Please Help with Math!!!!?

P(x) = -x^2 + 121x - 500
Take the derivative:
P'(x) = -2x + 121
0 = -2x + 121
121 = 2x
65.5 = x
65.5 is the number of tickets to get a maximum profit; P(65.5) will tell you how much max profit is:
P(65.5) = 121(66.5) - 500 - (66.5)^2
P(65.5) = 3124.25
$3124.25 is the maximum profit; 6550 must attend (65.5*100)<=====ANSWER

Pc = profit of concession stand
Pa = admission profit
x = number of people attending (in hundreds)

Pc = 15x - 500
Pa = 106x - x²

a. Write an equation for the total profit for P in terms of the number of people x (in hundreds).

P = Pc + Pa = 15x - 500 + (106x - x²) = 15x - 500 + 106x - x² = -500 + 15x + 106x - x²

P = -500 + 121x - x²

b. What is the maximum profit? How many people must attend in order to achieve the
maximum profit?
...100s Profit
58.0 $3,154.00
59.0 $3,158.00
60.0 $3,160.00
60.1 $3,160.09
60.2 $3,160.16
60.3 $3,160.21
60.4 $3,160.24
60.5 $3,160.25 MAX PROFIT
60.6 $3,160.24
60.7 $3,160.21
60.8 $3,160.16
60.9 $3,160.09
61.0 $3,160.00
62.0 $3,158.00
63.0 $3,154.00

P(x) = -500 + 121x - x²

P(60.5) = $3,160.25 Maximum Profit

x = 60.5 x 100 = 6,050 attendees for maximum profit

You got the "P" part correct. Now you need the find the value of x, where one more or one less person means less profit. That means that the slope of P against x is zero. Because if the slope was not zero, that would mean that one more (or one less) person would result in more profit.

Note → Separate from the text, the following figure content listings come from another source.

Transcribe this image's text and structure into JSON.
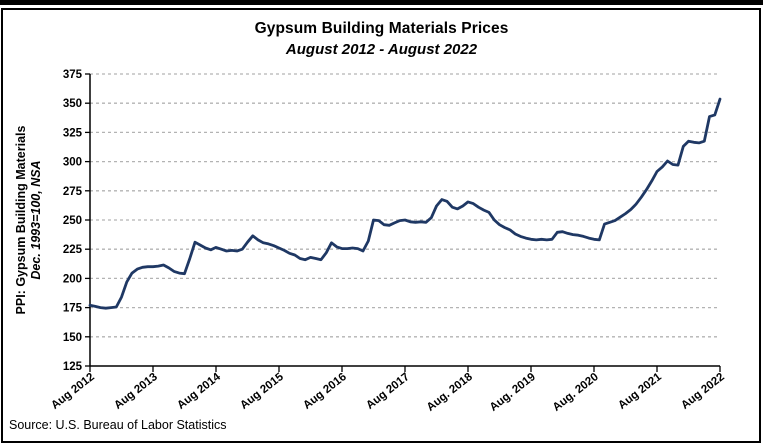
{
  "chart": {
    "title": "Gypsum Building Materials Prices",
    "subtitle": "August 2012 - August 2022",
    "y_axis_title_line1": "PPI: Gypsum Building Materials",
    "y_axis_title_line2": "Dec. 1993=100, NSA",
    "source": "Source: U.S. Bureau of Labor Statistics",
    "line_color": "#1f3864",
    "gridline_color": "#b3b3b3",
    "axis_color": "#000000"
  },
  "chart_data": {
    "type": "line",
    "title": "Gypsum Building Materials Prices",
    "subtitle": "August 2012 - August 2022",
    "ylabel": "PPI: Gypsum Building Materials, Dec. 1993=100, NSA",
    "xlabel": "",
    "ylim": [
      125,
      375
    ],
    "yticks": [
      375,
      350,
      325,
      300,
      275,
      250,
      225,
      200,
      175,
      150,
      125
    ],
    "grid": "horizontal-dashed",
    "legend": "none",
    "x_tick_labels": [
      "Aug 2012",
      "Aug 2013",
      "Aug 2014",
      "Aug 2015",
      "Aug 2016",
      "Aug 2017",
      "Aug. 2018",
      "Aug. 2019",
      "Aug. 2020",
      "Aug 2021",
      "Aug 2022"
    ],
    "frequency": "monthly",
    "x_start": "Aug 2012",
    "x_end": "Aug 2022",
    "series": [
      {
        "name": "PPI: Gypsum Building Materials (Dec. 1993=100, NSA)",
        "values": [
          177,
          176,
          175,
          174.5,
          175,
          175.5,
          184,
          197,
          204.5,
          208,
          209.5,
          210,
          210,
          210.5,
          211.5,
          209,
          206,
          204.5,
          204,
          217,
          231,
          228.5,
          226,
          224.5,
          226.5,
          225,
          223.5,
          224,
          223.5,
          225,
          231,
          236.5,
          233,
          230.5,
          229.5,
          228,
          226,
          224,
          221.5,
          220,
          217,
          216,
          218,
          217,
          216,
          222,
          230.5,
          227,
          225.5,
          225.5,
          226,
          225.5,
          223.5,
          232,
          250,
          249.5,
          246,
          245.5,
          247.5,
          249.5,
          250,
          248.5,
          248,
          248.5,
          248,
          252,
          262,
          267.5,
          266,
          261,
          259.5,
          262,
          265.5,
          264,
          261,
          258.5,
          256.5,
          250,
          246,
          243.5,
          241.5,
          238,
          236,
          234.5,
          233.5,
          233,
          233.5,
          233,
          233.5,
          239.5,
          240,
          238.5,
          237.5,
          237,
          236,
          234.5,
          233.5,
          233,
          246.5,
          248,
          249.5,
          252.5,
          255.5,
          259,
          263.5,
          269.5,
          276,
          283.5,
          291.5,
          295.5,
          300.5,
          297.5,
          297,
          313,
          317.5,
          316.5,
          316,
          317.5,
          338.5,
          340,
          353.5
        ]
      }
    ]
  }
}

So if P = -x^2 +121x = 500, then what is the slope of P?

Use derivative tests:
f'(x)=121-2x=0. x=121/2
f''(x)=-2 which indicates downward concavity, implying a maximum.

Evaluate f at critical point:
f(121/2)=121(121/2)-500-(121/2)^2=3160.3

Take the first derivative of the equation for total profit (from part a.).
Find the value of x for which the derivative is zero.
Use that value of x in the total profit equation.

P = -x² + 121x - 500
dP/dx = -2x + 121
dP/dx = 0 when x = 121/2

max P = -(121/2)² + 121(121/2) - 500
=====
A solution that doesn't use derivatives:
P = -x² + 121x - 500 is the equation of a down-opening parabola. Put the equation into vertex form.

P = -(x² - 121x) - 500
complete the square
P = -(x² - 121x + (121/2)²) + (121/2)² - 500
= -(x - 121/2)² + (121/2)² - 500

The vertex is at (121/2, (121/2)²-500).
Thus, the max profit is (121/2)²-500 and is achieved when x = 121/2.